NYU to Host Roundtable Discussion, “The Politics of Science and Health”—Oct. 14


NYU will host “The Politics of Science and Health,” a roundtable discussion featuring speakers from the fields of medicine, journalism, and anthropology, on Friday, October 14, 2-4 p.m. at its Department of Social and Cultural Analysis.

New York University will host “The Politics of Science and Health,” a roundtable discussion featuring speakers from the fields of medicine, journalism, and anthropology, on Friday, October 14, 2-4 p.m. at New York University’s Department of Social and Cultural Analysis (20 Cooper Square, between 5th and 6th Streets, 4th Floor). Photo ID required for entry. Seating is on a first-come, first-served basis (Subways: 6, Astor Place; N, R, 8th Street).

Panelists include: Jonathan M. Metzl, director, Center in Medicine, Health, and Society, Vanderbilt University; Ivan Oransky, executive editor, Reuters Health; Perri Klass, director, NYU’s Arthur L. Carter Journalism Institute and a professor of pediatrics at NYU Langone Medical Center; Eric Klinenberg, NYU professor of sociology; Esther Kaplan, editor, the Investigative Fund at The Nation Institute; Dan Fagin, director, Science, Health and Environmental Reporting Program at NYU; and Thuy Linh Tu, NYU associate professor of Social and Cultural Analysis.

Attacks on science and health have become core vernaculars of the American political landscape. Presidential contenders regard global warming as a hoax. Members of Congress decry “junk” research as they cut funding for the NIH and NSF. Citizens stand at town hall meetings to reject health care coverage. Activists spread fear and skepticism about vaccines. And television pundits tell us that rising carbon dioxide levels are nothing to fear because CO2 is a “byproduct of nature.”

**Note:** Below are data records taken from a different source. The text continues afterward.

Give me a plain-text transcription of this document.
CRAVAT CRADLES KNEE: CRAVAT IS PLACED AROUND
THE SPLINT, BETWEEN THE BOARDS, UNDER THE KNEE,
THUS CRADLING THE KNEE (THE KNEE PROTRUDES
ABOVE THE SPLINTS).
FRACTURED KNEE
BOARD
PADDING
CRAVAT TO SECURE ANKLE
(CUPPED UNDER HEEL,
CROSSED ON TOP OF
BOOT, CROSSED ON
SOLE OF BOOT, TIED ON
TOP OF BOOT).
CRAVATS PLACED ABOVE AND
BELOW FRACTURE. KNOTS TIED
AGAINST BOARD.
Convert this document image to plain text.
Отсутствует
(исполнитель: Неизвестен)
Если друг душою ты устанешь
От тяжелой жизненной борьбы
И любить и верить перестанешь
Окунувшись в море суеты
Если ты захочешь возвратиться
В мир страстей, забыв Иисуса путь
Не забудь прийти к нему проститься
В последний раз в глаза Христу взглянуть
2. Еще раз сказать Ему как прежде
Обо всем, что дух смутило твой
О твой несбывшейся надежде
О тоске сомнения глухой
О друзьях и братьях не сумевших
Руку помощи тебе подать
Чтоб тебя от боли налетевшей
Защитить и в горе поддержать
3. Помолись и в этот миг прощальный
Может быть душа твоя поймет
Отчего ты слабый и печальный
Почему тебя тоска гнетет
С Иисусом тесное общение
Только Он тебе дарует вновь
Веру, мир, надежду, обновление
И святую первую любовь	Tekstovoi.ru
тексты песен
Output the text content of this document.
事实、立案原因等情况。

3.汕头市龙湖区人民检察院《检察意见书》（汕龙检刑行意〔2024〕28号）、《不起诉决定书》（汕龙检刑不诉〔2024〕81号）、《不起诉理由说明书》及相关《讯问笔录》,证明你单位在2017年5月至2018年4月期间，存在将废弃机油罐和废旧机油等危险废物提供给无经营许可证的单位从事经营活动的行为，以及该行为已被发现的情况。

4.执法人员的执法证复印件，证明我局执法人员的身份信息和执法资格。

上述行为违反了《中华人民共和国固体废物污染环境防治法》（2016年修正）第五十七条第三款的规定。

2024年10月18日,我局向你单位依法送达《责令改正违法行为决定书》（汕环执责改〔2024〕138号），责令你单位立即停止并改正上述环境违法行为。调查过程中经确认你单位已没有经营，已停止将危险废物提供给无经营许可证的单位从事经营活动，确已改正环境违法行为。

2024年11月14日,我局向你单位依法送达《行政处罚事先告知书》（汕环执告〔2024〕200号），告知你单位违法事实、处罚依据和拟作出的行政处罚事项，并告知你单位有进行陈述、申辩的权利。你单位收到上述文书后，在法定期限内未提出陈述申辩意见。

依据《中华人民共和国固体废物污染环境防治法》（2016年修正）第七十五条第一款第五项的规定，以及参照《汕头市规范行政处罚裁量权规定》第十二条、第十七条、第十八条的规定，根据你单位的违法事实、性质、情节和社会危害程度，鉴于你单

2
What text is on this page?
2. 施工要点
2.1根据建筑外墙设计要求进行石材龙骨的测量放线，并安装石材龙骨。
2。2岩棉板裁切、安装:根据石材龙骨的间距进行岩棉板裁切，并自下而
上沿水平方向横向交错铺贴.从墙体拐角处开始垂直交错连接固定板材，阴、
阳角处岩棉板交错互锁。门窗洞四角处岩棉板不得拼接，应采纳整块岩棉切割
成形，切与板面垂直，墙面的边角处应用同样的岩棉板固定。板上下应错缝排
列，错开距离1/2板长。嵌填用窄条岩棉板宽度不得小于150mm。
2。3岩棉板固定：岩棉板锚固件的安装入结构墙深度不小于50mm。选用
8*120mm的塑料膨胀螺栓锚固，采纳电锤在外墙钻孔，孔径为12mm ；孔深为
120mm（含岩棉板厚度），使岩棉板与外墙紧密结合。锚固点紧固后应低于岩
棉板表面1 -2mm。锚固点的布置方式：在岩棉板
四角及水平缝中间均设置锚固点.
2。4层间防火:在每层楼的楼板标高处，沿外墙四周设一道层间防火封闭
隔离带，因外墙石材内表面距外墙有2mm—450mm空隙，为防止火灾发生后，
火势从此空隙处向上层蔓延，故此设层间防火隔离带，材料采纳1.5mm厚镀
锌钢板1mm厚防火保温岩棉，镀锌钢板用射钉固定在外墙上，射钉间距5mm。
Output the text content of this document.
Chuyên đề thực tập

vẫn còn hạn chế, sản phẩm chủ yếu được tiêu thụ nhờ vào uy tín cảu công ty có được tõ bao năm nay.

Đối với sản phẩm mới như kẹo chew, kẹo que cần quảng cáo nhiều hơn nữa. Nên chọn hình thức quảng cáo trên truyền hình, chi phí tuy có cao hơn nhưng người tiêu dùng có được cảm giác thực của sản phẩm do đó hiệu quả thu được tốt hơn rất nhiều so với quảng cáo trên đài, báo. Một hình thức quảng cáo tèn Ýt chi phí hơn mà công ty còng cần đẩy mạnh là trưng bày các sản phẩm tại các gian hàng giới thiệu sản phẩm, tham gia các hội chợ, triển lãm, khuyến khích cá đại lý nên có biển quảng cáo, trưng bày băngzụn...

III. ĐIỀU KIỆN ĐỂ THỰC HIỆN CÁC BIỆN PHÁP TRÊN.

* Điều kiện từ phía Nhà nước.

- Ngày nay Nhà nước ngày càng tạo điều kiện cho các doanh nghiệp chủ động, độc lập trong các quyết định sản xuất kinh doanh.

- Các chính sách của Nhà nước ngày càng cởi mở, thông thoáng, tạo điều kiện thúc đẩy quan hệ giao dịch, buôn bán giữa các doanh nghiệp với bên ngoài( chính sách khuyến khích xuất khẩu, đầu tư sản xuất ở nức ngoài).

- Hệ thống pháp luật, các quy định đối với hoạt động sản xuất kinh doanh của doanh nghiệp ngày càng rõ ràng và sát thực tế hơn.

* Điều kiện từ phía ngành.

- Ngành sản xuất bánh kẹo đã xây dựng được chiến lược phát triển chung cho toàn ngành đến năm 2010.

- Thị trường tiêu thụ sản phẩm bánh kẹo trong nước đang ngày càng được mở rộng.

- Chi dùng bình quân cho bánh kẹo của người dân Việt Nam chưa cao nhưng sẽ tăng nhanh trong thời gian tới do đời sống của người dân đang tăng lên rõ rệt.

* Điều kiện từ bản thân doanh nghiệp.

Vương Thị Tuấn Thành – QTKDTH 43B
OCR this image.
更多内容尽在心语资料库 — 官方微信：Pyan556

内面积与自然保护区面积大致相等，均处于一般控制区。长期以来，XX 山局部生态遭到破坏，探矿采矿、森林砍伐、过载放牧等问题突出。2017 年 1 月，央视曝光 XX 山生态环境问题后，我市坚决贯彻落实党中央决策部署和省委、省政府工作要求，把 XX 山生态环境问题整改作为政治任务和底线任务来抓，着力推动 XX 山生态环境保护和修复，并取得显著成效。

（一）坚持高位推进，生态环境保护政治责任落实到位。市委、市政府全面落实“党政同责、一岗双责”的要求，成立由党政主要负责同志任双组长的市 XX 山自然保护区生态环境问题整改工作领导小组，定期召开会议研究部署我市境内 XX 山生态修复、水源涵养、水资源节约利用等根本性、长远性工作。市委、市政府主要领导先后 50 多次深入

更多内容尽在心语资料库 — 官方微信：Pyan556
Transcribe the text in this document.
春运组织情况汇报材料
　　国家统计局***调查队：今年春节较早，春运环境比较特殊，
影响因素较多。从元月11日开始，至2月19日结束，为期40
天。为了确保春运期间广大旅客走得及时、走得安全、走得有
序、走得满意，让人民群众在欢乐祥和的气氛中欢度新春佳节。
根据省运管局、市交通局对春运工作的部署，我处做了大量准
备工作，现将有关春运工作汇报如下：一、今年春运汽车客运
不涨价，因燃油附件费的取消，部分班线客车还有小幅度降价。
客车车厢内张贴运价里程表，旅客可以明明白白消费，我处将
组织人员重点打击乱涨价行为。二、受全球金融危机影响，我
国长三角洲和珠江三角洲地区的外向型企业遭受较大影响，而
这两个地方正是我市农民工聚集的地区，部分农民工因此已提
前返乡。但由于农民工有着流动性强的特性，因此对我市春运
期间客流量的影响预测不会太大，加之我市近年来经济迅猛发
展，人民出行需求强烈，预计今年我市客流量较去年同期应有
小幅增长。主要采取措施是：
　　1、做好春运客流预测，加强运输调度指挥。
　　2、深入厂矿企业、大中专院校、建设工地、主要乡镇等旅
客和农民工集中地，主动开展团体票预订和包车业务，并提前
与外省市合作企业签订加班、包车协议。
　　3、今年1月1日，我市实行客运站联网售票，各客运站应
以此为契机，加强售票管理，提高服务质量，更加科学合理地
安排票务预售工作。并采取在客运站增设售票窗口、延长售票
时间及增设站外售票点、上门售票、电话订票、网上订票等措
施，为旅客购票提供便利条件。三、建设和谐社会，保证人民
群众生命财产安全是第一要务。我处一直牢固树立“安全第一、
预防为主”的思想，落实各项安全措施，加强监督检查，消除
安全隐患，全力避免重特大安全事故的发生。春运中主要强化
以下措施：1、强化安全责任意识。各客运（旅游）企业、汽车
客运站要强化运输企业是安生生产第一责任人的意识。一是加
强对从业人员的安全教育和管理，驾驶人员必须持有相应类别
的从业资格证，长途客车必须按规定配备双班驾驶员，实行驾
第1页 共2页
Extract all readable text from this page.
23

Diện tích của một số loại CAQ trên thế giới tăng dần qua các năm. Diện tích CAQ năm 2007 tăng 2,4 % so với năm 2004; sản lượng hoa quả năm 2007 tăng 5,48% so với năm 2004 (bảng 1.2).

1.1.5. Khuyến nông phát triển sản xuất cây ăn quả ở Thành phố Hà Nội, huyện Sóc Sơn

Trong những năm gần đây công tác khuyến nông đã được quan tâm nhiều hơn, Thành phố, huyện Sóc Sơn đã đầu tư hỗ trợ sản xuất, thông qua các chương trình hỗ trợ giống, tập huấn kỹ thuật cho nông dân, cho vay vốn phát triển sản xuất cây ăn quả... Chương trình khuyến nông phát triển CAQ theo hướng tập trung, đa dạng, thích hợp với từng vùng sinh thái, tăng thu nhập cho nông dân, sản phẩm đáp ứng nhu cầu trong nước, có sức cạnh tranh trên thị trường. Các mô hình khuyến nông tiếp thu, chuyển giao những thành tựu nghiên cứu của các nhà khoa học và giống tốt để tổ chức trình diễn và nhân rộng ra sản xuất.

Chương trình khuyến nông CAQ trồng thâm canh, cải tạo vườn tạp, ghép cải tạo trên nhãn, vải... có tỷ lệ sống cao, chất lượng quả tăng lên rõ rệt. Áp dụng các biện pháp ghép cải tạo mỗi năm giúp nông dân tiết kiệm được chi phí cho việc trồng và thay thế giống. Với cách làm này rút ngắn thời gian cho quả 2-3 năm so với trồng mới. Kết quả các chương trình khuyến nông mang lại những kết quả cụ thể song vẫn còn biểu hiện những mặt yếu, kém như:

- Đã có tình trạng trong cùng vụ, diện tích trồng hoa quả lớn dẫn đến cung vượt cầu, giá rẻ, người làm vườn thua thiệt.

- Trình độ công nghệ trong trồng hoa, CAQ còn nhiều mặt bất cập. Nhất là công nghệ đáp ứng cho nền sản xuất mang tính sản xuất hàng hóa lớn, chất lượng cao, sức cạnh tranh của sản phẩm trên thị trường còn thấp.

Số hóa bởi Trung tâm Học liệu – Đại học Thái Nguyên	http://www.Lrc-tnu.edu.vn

Are these new attacks on scientific and medical knowledge, or does present-day discourse repeat age-old stigmatizations and fears? What role will science play in the coming election? What should the media do to combat misinformation about scientific research? Should academics become more involved in public debates? Journalists meet academics in this roundtable that discusses these and other questions in order to better understand the politicization of science and health.

Reporters interested in attending NYU-hosted events must RSVP to James Devitt, NYU’s Office of Public Affairs, at 212.998.6808 or james.devitt@nyu.edu.

The event is co-hosted by the NYU Department of Social and Cultural analysis and the Vanderbilt Center for Medicine, Health, and Society as a part of a new collaborative venture between the two units.